|
|
|
|
|
by benschulz
2181 days ago
|
|
My reading of the article's introduction is that Redis is adding this feature and are (among other things I'm sure) paying jepsen to test it. So this is them having tests. > If you follow basic software engineering principles, you'll find distributed systems easier to approach. When I implemented Paxos I had tests and when they failed they spit out an exact trace of what happened in what order and on what node. Sometimes it was still excruciating to figure out what happened. Here's[1] a comment which you can think of as a bug tombstone. It took me half a day to figure out after I had a trace to analyze the issue. [1]: https://github.com/benschulz/paxakos/blob/ee051ff67b5da6f287... |
|
Full-scale blackbox testing of a database system is similar to dogfooding. You only use it when you have high confidence that you have exhausted the possibilities of unit and integration tests.
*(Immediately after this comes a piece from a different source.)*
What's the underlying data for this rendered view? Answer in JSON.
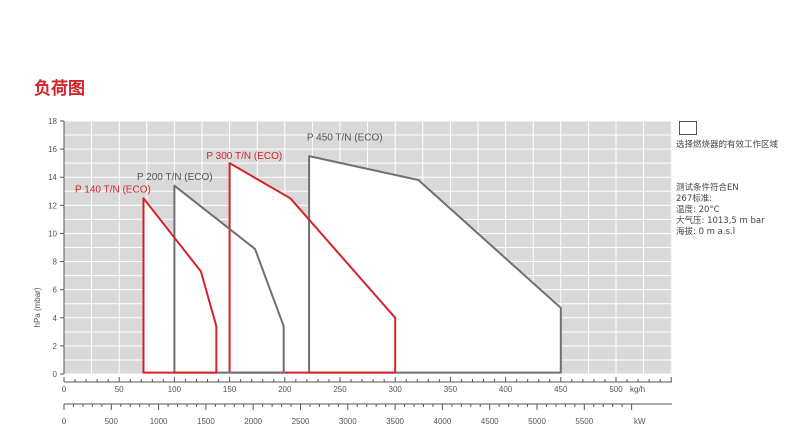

It's clear this project did not start with exhaustive unit tests.
It reminds me a bit of FoundationDB, which is also a terrible program nobody should entrust with data they ever want to see again. The first time I tried to use it it ran out of memory and crashed in about ten seconds. I found the problem, which was that their huge-page-aware allocator, which has no tests, had never actually been used by anybody on a machine with huge pages. It was a core library of a released database which had never been executed by anyone. This Redis thing is the same: nobody had ever said "RAFT SET foo bar", if they had done they would have seen the problem right away.